Far-right AfD becomes second-biggest party in two eastern German states

Alternative for Germany (AfD) top candidate for the Brandenburg election Andreas Kalbitz reacts for the first exit polls for the Brandenburg state election in Werder, Germany, September 1, 2019.     REUTERS/Axel Schmidt
Alternative for Germany (AfD) top candidate for the Brandenburg election Andreas Kalbitz reacts for the first exit polls in the state election September 1, 2019. Credit: Reuters/Axel Schmidt

Far-right Alternative for Germany (AfD) is now the second-largest party in the eastern states of Saxony and Brandenburg after Germans voted in state elections on Sunday.

While centrist parties still won in both states, the surge in support for the anti-immigrant AfD reflects a fracturing political landscape and a country far from immune to the populist waves that have swept the US, Britain, and other European countries.

In Brandenburg, the state that surrounds the capital Berlin, the Social Democrats (SPD) took 26%, the AfD 23.5%, and chancellor Angela Merkel’s party, the Christian Democrats (CDU), just 15.7%.

The CDU did much better in Saxony, with over 32% of the vote. The AfD came in at 27.8% and the SPD scraped under 8%. It is highly unlikely that any of the mainstream parties will enter a coalition with the AfD, which will make the process of forming state governments

The Greens, who have traditionally not had a lot of support in the formerly Communist east of the country, grabbed 8.2% in Saxony and over 10% in Brandenburg, reflecting their growing popularity in Germany as a whole.

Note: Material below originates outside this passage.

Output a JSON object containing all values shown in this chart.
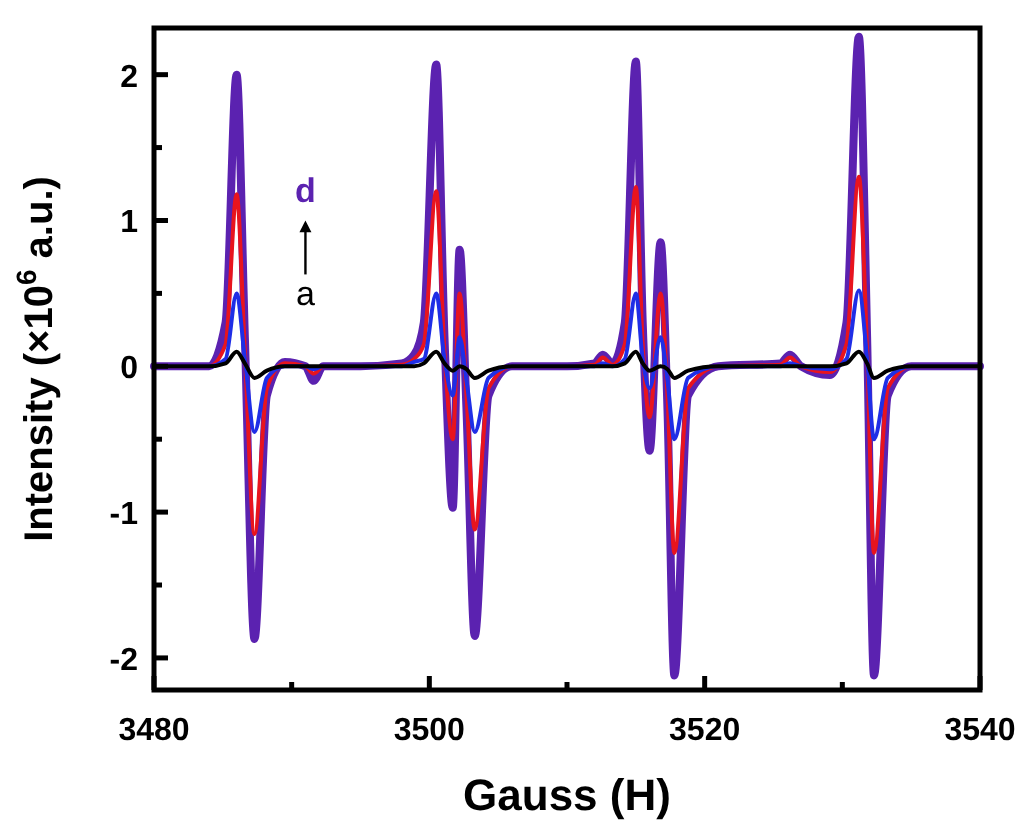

While German president Walter Steinmeier asked for forgiveness on behalf of Germany at a remembrance ceremony to mark the 80th anniversary of the Nazi invasion of Poland, voters in Saxony and Brandenburg expressed their discontent with the government; the results are likely to send tremors through the federal government in Berlin.

It could reignite calls for the Social Democrats to pull out of the loveless coalition with chancellor’s CDU, something that has been predicted countless times. This would leave the CDU in a minority government or trigger elections before 2021.

Stoking discontent

(From L) Top candidate in Brandenburg of the far-right AfD party Andreas Kalbitz and top candidate in Brandenburg for the conservative CDU party Ingo Senftleben take part in a TV show at the German channel ARD.  Photo: CHRISTOPH SOEDER/AFP/Getty Images
(From L) Top candidate in Brandenburg of the far-right AfD party Andreas Kalbitz and top candidate in Brandenburg for the conservative CDU party Ingo Senftleben take part in a TV show at the German channel ARD. Photo: CHRISTOPH SOEDER/AFP/Getty Images

The far-right party’s results were not a huge surprise — some mid-August polls even put it ahead of the CDU.

The AfD has exploited unhappiness and resentment in the former East German states, where unemployment and poverty is higher than elsewhere in the country and many feel they have not reaped the benefits of the strong economy. These feelings of being “second-class citizens” have helped the AfD gain ground. During the 2017 general election they capitalised on anti-refugee sentiment, now, more recently, on Germany’s pledge to exit coal mining by 2038 — Saxony is a major lignite miner.

For the state election in Brandenburg, the AfD’s campaign focused on the fall of the Berlin Wall 30 years ago, when East Germany went from being Communist to being a liberal democracy, a period called the “Wende” (change) in German. The party urged voters to “complete the Wende” of 1989 and seize control of their political destiny again, carrying echoes of both the pro-Brexit campaigns in Britain, and Trump’s “Make America Great Again.”

Andreas Kalbitz, the AfD’s top candidate in Brandenburg and a member of its extreme wing “Flügel,” told journalists in Berlin in August that people in eastern states “have never forgotten that big cars came from the West with people who then closed businesses.”

Kalbitz has had ties with a number of extremist groups and projects in the past. Der Spiegel magazine reported last week that he had attended a neo-Nazi march in Athens in 2007, and stayed in a hotel with German far-right extremists, including former National Democratic Party of Germany leader Udo Voigt. Kalbitz admitted to being at the rally, but denied he was part of the NPD delegation.